With his glasses perched on his nose, cap turned backwards and rocking a small grey beard, Max Mbakop holds a reflex camera in his hand as he repeatedly explains the motive behind “Rencontres photographiques de Douala (Repdoul)”, the photographic exhibition he’s just started.
The event is intended to “spark connections between Cameroonian photographers and the rest of the world, and to promote the art of photography to the general public,” he explained to a growing audience.
This first edition has “brought together 25 photographers from eight African countries”, said Viviane Maghela, the curator of Repdoul.
The success of this maiden edition confirms to Mbakop that the Repdoul has what it takes to become a significant African cultural event in the future.
“We have the potential to go further than the Bamako Biennial, further than the Dakar Biennial,” he said.
The existence of an enormous pool of talented local photographers is what propels his belief.
“There are more and more young people who are committed to photography, we must now educate them to be able to tell a story, to say their word on such and such a subject through photography,” he said.
Mbakop has mentored budding photographers for eight years through training workshops and courses at Kam’art, an organisation he founded.
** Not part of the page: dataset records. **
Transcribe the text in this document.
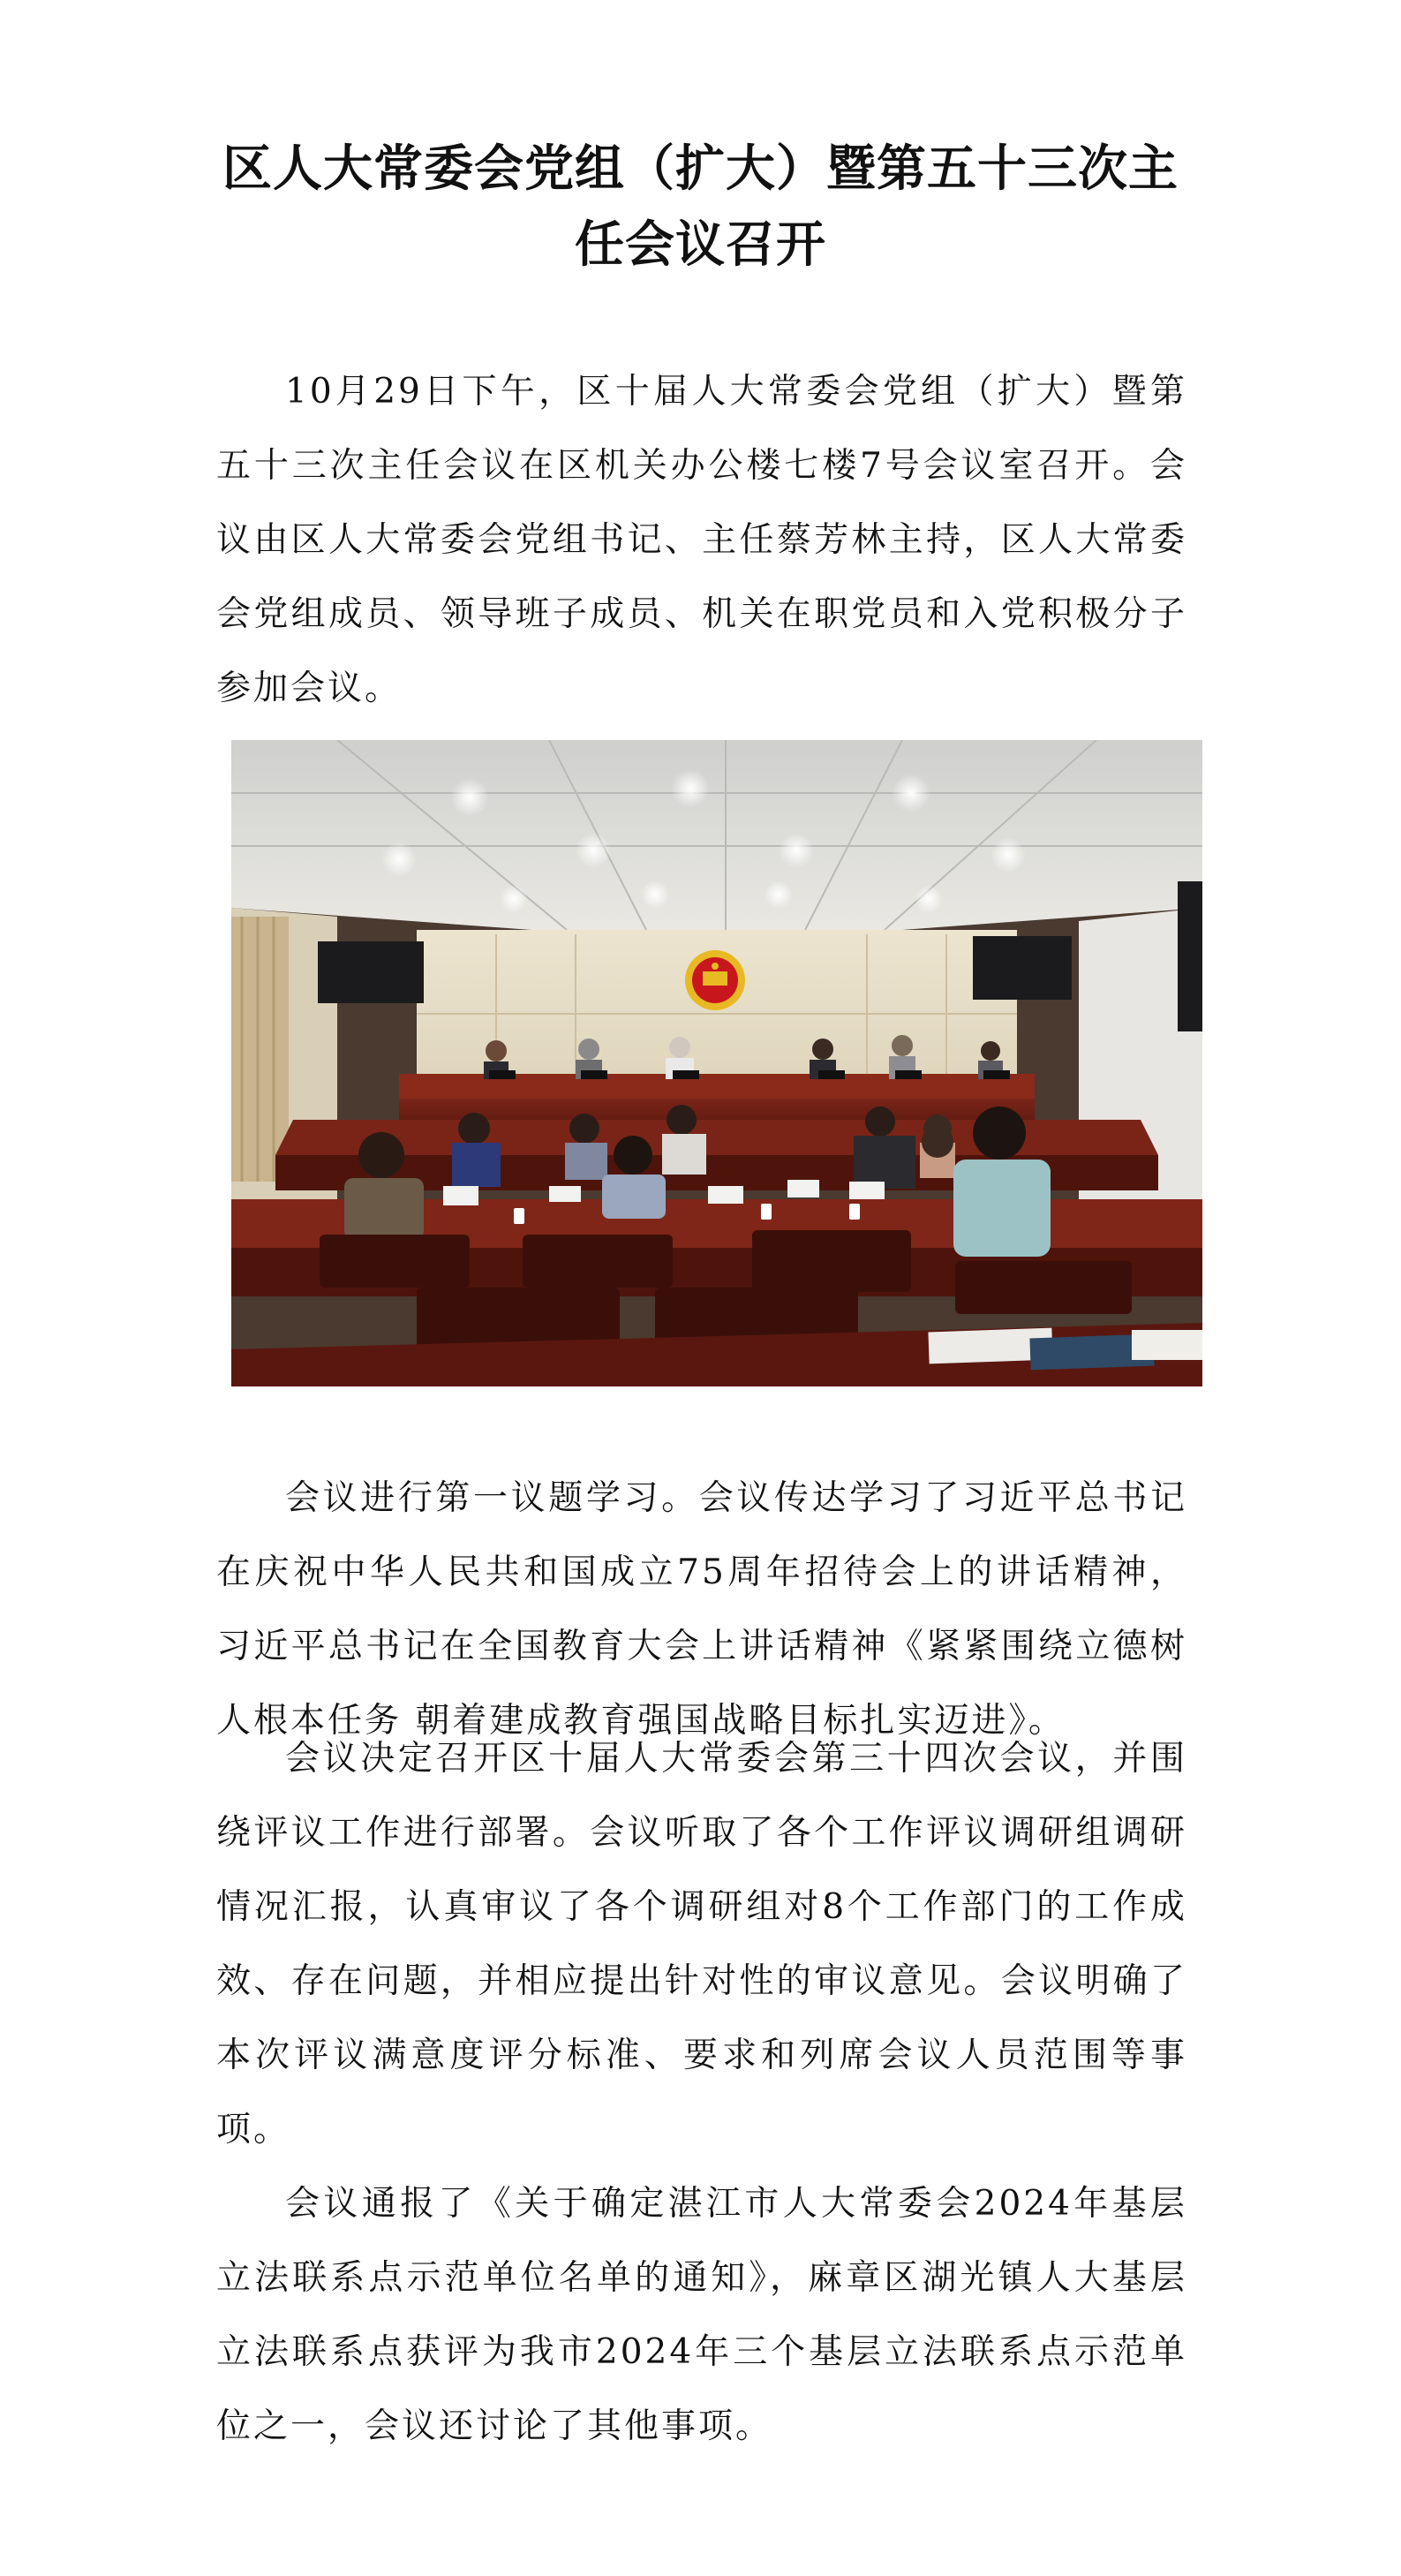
区人大常委会党组（扩大）暨第五十三次主
任会议召开

10月29日下午，区十届人大常委会党组（扩大）暨第五十三次主任会议在区机关办公楼七楼7号会议室召开。会议由区人大常委会党组书记、主任蔡芳林主持，区人大常委会党组成员、领导班子成员、机关在职党员和入党积极分子参加会议。

会议进行第一议题学习。会议传达学习了习近平总书记在庆祝中华人民共和国成立75周年招待会上的讲话精神，习近平总书记在全国教育大会上讲话精神《紧紧围绕立德树人根本任务 朝着建成教育强国战略目标扎实迈进》。

会议决定召开区十届人大常委会第三十四次会议，并围绕评议工作进行部署。会议听取了各个工作评议调研组调研情况汇报，认真审议了各个调研组对8个工作部门的工作成效、存在问题，并相应提出针对性的审议意见。会议明确了本次评议满意度评分标准、要求和列席会议人员范围等事项。

会议通报了《关于确定湛江市人大常委会2024年基层立法联系点示范单位名单的通知》，麻章区湖光镇人大基层立法联系点获评为我市2024年三个基层立法联系点示范单位之一，会议还讨论了其他事项。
Since their inception, the Kam’art workshops have held 40 sessions and trained 120 young photographers.
One of the beneficiaries, Essomba Olivier, could not hide his pride at having seen his work selected for an exhibition in the framework of the Repdoul.
“I participated in the Kam’art workshops in 2021. I’ve been practising photography for barely two years, it’s a great honour for me to see my work exhibited. It’s the very first time,” he said.
Over the years, Mbakop has established himself as one of the driving forces behind the revival of Cameroonian photography, a worthy representative of a generation of artists who have been able to adapt to the challenges of the modern era marked by the advent of digital technology and platforms.
His artistic journey started eighteen years ago when he left a well-paid job as a computer scientist to devote himself to art.
His passion for photography goes back to the age of eight when a friend of his father gave him a disposable camera as a gift.
And although his first experience as an artist was in theatre, he later migrated to photography, seeing it as a more suitable medium to tell his stories. But one has to earn a living, and, as artistic photography was slow to generate income, he dived into commercial photography.
“I never wanted to do commercial photography, but to make a living I had to start doing wedding coverage, corporate events, birthdays, private ceremonies, and such,” he said.
Max Mbakop takes the opportunity to pay tribute to the elders who inspired him in the journey.
“Cameroon has produced great photographers, I can mention Samuel Fosso, Hugo Bebe, Samuel Nja Kwa and many others who have inspired the young generation”, he said.
Known for his poignant and powerful self-portraits, Samuel Fosso is one of the most popular and bankable contemporary Cameroonian photographers on the art market. The artist agreed to be the patron of this first edition, a support that makes the creator of Repdoul very proud:
“When you have Samuel Fosso as a sponsor for a first event, it’s no mean feat,” Mbakop said.
Mbakop’s next step is creating a cultural house in the Bonaberi neighbourhood in Douala and planning the second edition of Repdoul, scheduled for 2025.